Certain company commander lingered only over the possible
of military secrets, others only on the private life of the soldiers
and the others were reluctant.
for BAMBERG having been controlled by the postal censor office
the 6th Army (Postüberwachungsstelle 6. Army).
It presents no departure postmark, however we can notice to
left of the censorship
stamp a mailman handstamp which shows that card
openly. The text, very short, was controlled because it was
written in Shorthand.
letter to Switzerland was sent as military mail (mention Feldpost) and
was franked with 20 Pf according to the international postal
Not involving a private mail, because sent to a banker, it could not
circulate postage free. Examined on March 28th, 1916 by the postal
control center of the 6th Army located in VALENCIENNES, the letter
arrived in BASEL on April 2nd, 1916.
citizens of the Reich
of Alsace-Lorraine saw their mail watched of still closer. A doubt
always remained concerning their loyalty to Germany.

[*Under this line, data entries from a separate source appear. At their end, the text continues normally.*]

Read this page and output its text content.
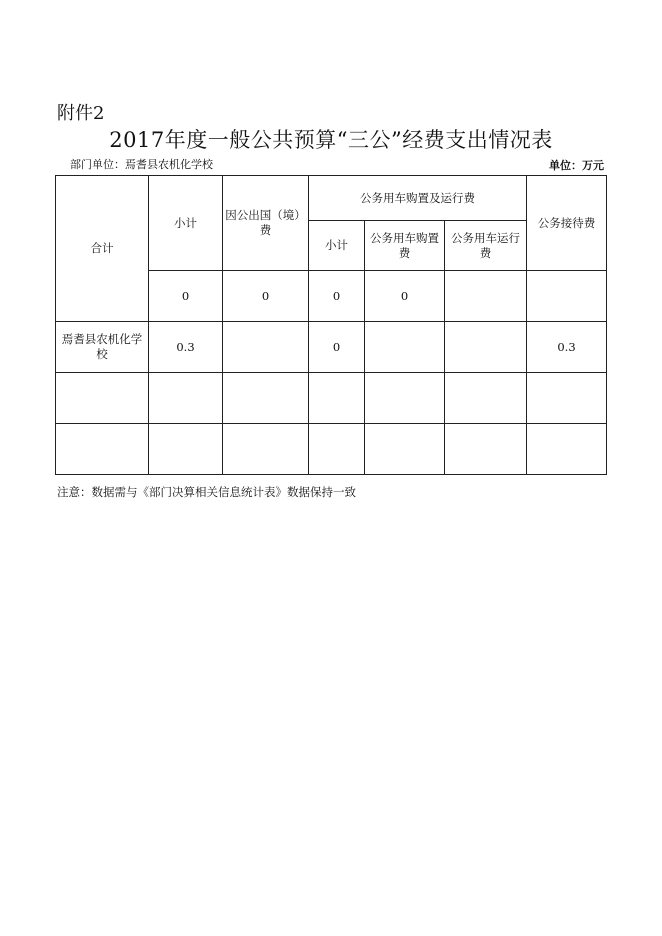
附件2
2017年度一般公共预算“三公”经费支出情况表
部门单位：焉耆县农机化学校	单位：万元
合计	小计	因公出国（境）费	公务用车购置及运行费			公务接待费
			小计	公务用车购置费	公务用车运行费	
	0	0	0	0		
焉耆县农机化学校	0.3		0			0.3

注意：数据需与《部门决算相关信息统计表》数据保持一致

Mail of soldiers native of these regions was very examined. Already
on March 27th, 1914, the War ministry published a secret decree
imposing from the institution of the imminent state of war or the
mobilization the use of postcards for private mail
envelopes for business mail in territories of Alsace-Lorraine and Baden
(dependent on Strasbourg and Neuf-Brisach).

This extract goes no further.